Prolog
Sengketa hukum di Mahkamah Konstitusi (MK) salah satu persoalan yang paling dominan berpotensi menjadi permasalahan adalah perolehan suara yang diperoleh oleh para kontestan dalam pemilihan umum (Pemilu), baik untuk Pemilihan Kepala Daerah Tingkat Kabupaten, maupun Kepala Daerah Tingkat Propinsi dan juga untuk Pemilu Presiden.

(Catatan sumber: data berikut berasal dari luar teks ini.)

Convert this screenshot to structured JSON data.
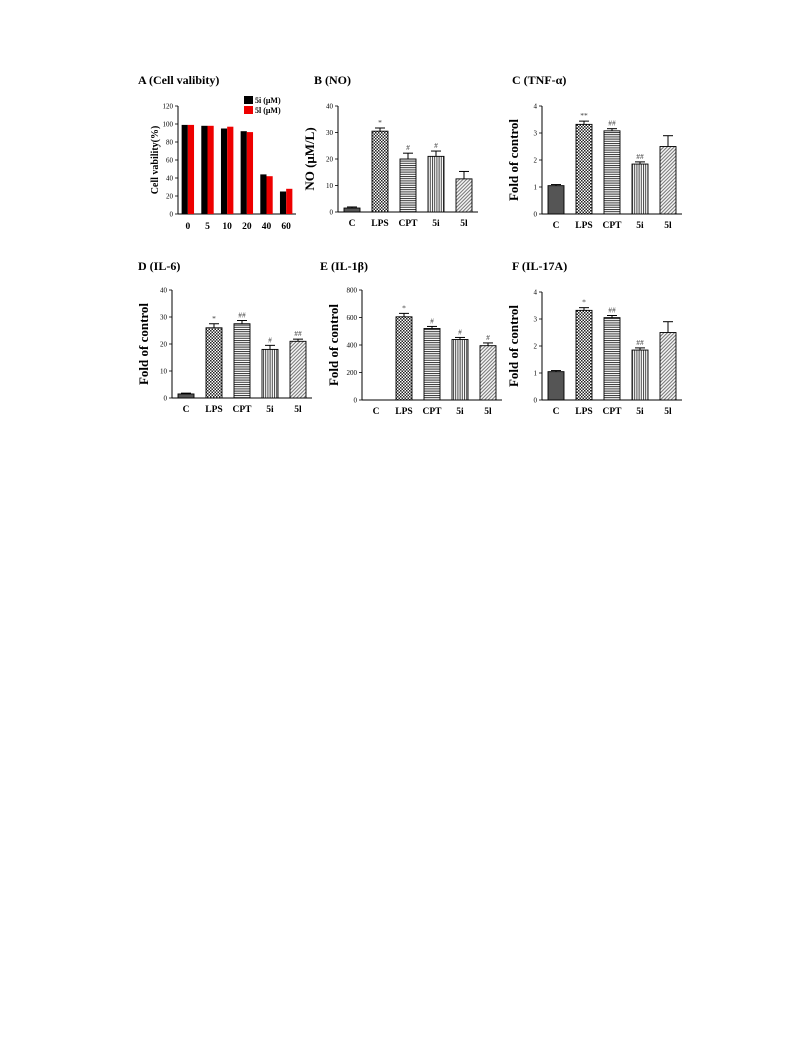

Menurut UU MK yang berwenang untuk menetapkan rekapitulasi hasil penghitungan suara adalah Komisi Pemilihan Umum (KPU) yang dituangkan dalam bentuk Surat Keputusan ("SK").Â
SK KPU itulah yang secara hukum merupakan objek dalam perkara perselisihan pemilihan kepala daerah sebagaimana telah diatur dalam pasal 157 ayat (4) UU No.10/2016 serta pasal 4 huruf a Peraturan Mahkamah Konstitusi (PMK) Nomor 1 tahun 2017.
Tafsir Hukum Penerapan Ambang Batas Selisih Perolehan Suara
Secara juridis formil dalam suatu pemeriksaan perkara PHP berlaku ketentuan ambang batas 2% sebagaimana telah diatur dalam Pasal 158 UU Nomor 10 Tahun 2016. Maksud pembuat UU dengan selisih 2% tersebut artinya selisih antara pihak yang menang dan pihak yang kalah dalam PEMILU selisihnya sedikit atau tipis hanya 2%.
Asumsinya atau logika hukumnya terdapat potensi pihak yang kalah tersebut dimungkinkan menang jika tidak ada faktor kecurangan.Atas dasar logika hukum itulah dalam sengketa ambang batas selisih perolehan suara MK berdasarkan bukti-bukti yang memadahi dapat memutuskan untuk memerintahkan KPU untuk dilakukan pemilihan suara ulang ("PSU").
Jika yang terjadi sebaliknya selisih perolehan sangat besar diatas 2% maka secara juridis formal Majelis Hakim MK akan memutuskan perkara tidak dapat diterima dengan alasan gugatan pemohon belum memenuhi sarat formil.Â
Apakah asas tentang ambang batas 2% yang bersifat formalistik tersebut dapat disimpangi atau dikesampingkan oleh HAKIM MK jika bertabrakan dengan nilai-nilai keadilan?
Menjawab pertanyaan  tersebut kita harus mempertimbangkan teorisasi hukum dalam kaitannya dengan keadilan dalam proses penegakan hukum baik berorientasi pada asas-asas hukum maupun pendapat para ahli.
Bagi Satjipto[1] hukum bukanlah suatu skema yang final (finite scheme), namun terus bergerak, berubah, mengikuti dinamika kehidupan manusia. Karena itu, hukum harus terus dibedah dan digali melalui upaya-upaya progresif untuk menggapai terang cahaya kebenaran dalam menggapai keadilan.